午前 ピロリ菌時代の新しい胃カメラの考え方と見落としのない高速観察法(東大の佐藤達雄先生と共演)(非公開)


午後 受動弯曲と極細スコープを使った誰にでもできる大腸内視鏡(2022年8月7日公開)

終了したセミナーの報告と開催の模様
■第312回セミナー『ピロリ新時代の胃カメラ観察法と細径スコープの大腸内視鏡挿入法』は盛会裏に終了しました。
 8月23日(日)に開催しました第312回医療技術セミナー『実地医家のためのピロリ新時代の胃カメラ観察法と細径スコープを使った新しい大腸内視鏡挿入法』は盛会裏に終了しました。
 講師には、大腸内視鏡の”水浸法”でこれまで何回もご登場になっている後藤利夫先生(新宿大腸クリニック院長)と、元東京大学医学部附属病院物療内科消化器科の佐藤達雄先生でした。後藤先生は、昨年の11月以来、佐藤先生は昨年の3月以来のご出演です。
 講義の組立は、午前が上部消化管の検査を専門に行っておられる佐藤先生の『実地医家のためのピロリ新時代の胃カメラ観察法』でした。かつて東京大学で多くの医師を育て上げられた恩師の粒良邦彦先生の教え「早くて見逃しのない観察法」「回転式観察法→垂直観察法」「動的観察法」を忠実に守り、実践されておられる技術をお話になられました。2013年2月21日に、「慢性胃炎」に保険適応が行われ、後藤先生は『胃がん革命日』と呼ばれましたが、ピロリ菌感染者の3%に胃がんが発生する現状を認識され、それまでは「毎年、胃カメラ検査を受けましょう」から、「ピロリ菌の除菌をしましょう」にスローガンが変わったことを指摘され、胃がん死亡の状況は年に5万人あり、今後30年はまだ多いであろうと予測されました。そこで、”早くて見落としのない胃カメラ観察法”の出番であり、佐藤先生は、他の医師の方が、上部消化管を検査されるのに15分かかっておられるところを、4分で検査され、40枚の写真を撮られて、かつ見落としのない技術に高められて、この技術を世に広め、どなたかに引き継ぎたいと考えられている、ことを紹介されました。その後、佐藤先生により、最新の症例の胃カメラ写真を約600枚供覧され、写真の分析やがんの発見の経緯等につき、披露されました。

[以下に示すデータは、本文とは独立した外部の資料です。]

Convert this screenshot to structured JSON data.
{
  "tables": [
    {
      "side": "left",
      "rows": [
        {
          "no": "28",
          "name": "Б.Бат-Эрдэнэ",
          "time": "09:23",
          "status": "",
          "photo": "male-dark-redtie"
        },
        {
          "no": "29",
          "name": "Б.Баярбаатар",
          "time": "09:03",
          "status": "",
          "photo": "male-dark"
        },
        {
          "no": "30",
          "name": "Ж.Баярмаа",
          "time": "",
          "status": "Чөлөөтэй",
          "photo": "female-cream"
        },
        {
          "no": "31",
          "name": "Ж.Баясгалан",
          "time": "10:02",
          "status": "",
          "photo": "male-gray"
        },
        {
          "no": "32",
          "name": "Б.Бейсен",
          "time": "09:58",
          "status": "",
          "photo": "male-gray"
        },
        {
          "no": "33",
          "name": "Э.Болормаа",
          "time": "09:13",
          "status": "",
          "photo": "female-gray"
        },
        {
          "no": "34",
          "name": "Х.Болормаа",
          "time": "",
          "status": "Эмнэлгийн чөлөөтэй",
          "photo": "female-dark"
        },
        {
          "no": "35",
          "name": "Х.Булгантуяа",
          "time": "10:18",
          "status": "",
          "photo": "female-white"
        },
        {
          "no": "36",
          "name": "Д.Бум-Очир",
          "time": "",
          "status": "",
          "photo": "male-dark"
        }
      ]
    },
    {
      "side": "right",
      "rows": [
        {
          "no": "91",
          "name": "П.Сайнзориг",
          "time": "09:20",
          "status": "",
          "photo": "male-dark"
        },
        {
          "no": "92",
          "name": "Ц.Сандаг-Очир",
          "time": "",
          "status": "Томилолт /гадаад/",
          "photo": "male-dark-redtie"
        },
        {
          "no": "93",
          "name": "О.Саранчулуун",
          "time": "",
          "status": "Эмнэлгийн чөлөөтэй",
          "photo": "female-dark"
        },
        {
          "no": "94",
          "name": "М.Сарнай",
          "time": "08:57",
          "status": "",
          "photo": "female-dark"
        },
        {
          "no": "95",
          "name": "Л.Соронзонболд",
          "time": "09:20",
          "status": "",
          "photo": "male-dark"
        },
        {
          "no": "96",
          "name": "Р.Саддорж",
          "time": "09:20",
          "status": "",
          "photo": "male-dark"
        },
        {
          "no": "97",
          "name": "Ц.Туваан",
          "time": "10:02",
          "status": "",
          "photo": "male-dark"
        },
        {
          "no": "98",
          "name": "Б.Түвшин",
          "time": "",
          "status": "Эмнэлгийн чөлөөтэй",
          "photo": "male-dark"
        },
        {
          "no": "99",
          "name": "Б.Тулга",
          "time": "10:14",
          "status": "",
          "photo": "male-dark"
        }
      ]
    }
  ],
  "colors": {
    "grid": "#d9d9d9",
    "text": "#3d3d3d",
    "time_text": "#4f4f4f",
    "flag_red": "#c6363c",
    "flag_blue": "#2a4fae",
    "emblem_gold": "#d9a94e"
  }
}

 午後は、後藤利夫先生の『細径スコープを使った新しい大腸内視鏡挿入法』と題され、オリンパス社の”受動湾曲”という機能の優れた細径の大腸内視鏡をいくつか例に出されて推奨され、受動湾曲という機能は「屈曲部における挿入性」のうえで重要であり、極細のスコープは、癒着に強い痩せた人に向いている・・・と強調され、極細スコープのメリットについて解説され、その後挿入法(プッシュ法、ループ解除法、癒着とは?)にも触れて、詳細に解説していただきました。他に、S状結腸でのループ解除、脾湾でたわませないコツ、練習法等につき動画も含めて、ご披露いただきました。
 今回は、水浸法とは直接関係ありませんでしたが、いつものように講義を聞く受講者のために、工夫を凝らしたスライドや動画を作成される等、これらの技術の発展と普及への並々ならぬ情熱を感じさせる名講義でありました。